Ilex x meserveae needs full sun to part shade to thrive. It will mature to a large shrub, so take advantage of its evergreen foliage and showy berries to screen a boring wall or fence. It also works well as an evergreen hedge. Ilex x meserveae requires a medium amount of water and will need artificial irrigation in the Spokane/Coeur D’Alene climate during the summer.

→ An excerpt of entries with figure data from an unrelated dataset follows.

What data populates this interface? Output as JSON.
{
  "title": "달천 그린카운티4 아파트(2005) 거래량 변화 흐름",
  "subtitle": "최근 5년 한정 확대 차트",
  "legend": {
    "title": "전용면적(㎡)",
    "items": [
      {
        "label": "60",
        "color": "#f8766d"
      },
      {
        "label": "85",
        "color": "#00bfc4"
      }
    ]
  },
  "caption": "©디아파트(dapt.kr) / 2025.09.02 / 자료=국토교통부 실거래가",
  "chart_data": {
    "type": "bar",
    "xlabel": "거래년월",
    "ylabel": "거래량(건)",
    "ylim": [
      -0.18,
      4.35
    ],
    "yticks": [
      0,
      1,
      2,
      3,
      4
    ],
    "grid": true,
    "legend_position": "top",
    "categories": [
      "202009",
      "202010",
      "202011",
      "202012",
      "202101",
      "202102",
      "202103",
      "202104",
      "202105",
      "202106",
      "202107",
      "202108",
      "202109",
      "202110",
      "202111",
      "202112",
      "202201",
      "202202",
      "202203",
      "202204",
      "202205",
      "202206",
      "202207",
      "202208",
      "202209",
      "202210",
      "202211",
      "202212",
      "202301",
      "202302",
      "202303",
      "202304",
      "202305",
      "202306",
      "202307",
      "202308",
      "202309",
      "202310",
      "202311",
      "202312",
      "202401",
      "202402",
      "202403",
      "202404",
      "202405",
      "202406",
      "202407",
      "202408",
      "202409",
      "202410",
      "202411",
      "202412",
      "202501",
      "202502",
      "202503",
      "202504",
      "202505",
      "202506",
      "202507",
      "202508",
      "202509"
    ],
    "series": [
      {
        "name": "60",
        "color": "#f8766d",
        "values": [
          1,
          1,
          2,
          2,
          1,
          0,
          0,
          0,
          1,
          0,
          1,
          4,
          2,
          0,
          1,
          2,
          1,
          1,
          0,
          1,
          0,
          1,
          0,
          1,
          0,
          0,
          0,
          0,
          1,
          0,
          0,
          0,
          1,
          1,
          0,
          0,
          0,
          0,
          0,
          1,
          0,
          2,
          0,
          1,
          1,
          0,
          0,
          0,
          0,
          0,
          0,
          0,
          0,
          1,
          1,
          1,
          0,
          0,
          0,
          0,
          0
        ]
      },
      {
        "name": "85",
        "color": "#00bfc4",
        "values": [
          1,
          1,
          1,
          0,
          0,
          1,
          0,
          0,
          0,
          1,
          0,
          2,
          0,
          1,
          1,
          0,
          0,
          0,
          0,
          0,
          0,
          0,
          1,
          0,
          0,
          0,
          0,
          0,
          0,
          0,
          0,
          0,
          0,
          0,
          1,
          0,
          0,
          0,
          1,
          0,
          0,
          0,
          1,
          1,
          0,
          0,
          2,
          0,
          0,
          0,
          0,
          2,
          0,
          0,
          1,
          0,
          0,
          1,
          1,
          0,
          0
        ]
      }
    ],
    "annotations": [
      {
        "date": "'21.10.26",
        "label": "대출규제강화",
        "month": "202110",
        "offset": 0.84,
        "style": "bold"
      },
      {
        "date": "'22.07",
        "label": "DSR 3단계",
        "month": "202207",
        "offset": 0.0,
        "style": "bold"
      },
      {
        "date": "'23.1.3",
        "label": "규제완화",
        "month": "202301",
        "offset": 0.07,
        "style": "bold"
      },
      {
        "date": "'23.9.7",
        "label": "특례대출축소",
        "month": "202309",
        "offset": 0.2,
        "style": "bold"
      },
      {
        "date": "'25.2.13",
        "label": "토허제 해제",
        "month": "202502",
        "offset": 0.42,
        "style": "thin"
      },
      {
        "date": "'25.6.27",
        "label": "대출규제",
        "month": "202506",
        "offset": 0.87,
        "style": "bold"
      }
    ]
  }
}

Like all hollies, a male and female plant are each necessary for the female plant to produce berries. One male plant can pollinate several female plants, but it’s important to ensure that the varieties flower at the same time. Most cultivars, however, come with a male and female form that have been bred so that their bloom times align. The Berri-Magic line even includes a male and female plant in each container to ensure berry production.

Glossy evergreen leaves and red berries make this holly a winter showpiece.

Glossy evergreen leaves and red berries make this holly a winter showpiece.

Plant Spotlight: Tsuga Heterophylla

What it Is

Western hemlock's delicate evergreen foliage provides interest throughout the winter.

Western hemlock's delicate evergreen foliage provides interest throughout the winter.

Western hemlock, Tsuga heterophylla, is the state tree of Washington, where it mostly grows in the Cascades and the Olympic Peninsula. It prefers shady, moist conditions and is not found native in Spokane County, but it does grow throughout the Idaho Panhandle. Trees in the wild can grow to 100’ high and 30’ wide, but are smaller in cultivation.

Why to Grow It

Western hemlock is an attractive conifer tree for shady spaces. Its small needles and cones offer delicate evergreen interest, and it is a good tree for attracting birds. There are only a few cultivars cultivars available currently, but Tsuga heterophylla’s superior resistance to the hemlock woolly adelgid makes it a more reliable choice than the widely grown Tsuga canadensis. The insect is steadily devastating hemlock populations throughout the Eastern US, but western hemlocks do not show the same mortality when infested.  

Where to Put It

At least partial shade is necessary for the western hemlock in the Spokane/Coeur D’Alene region, where our hot, dry summers can stress the tree. Northern and eastern exposures are preferred, and Tsuga heterophylla does well in moist soil, as long as it is well-draining. The lacy, evergreen foliage is a great addition to a woodland or shade garden. Its soft needles won’t poke or jab like many other conifers, making it a suitable choice next to patios or pathways, where people might brush against it.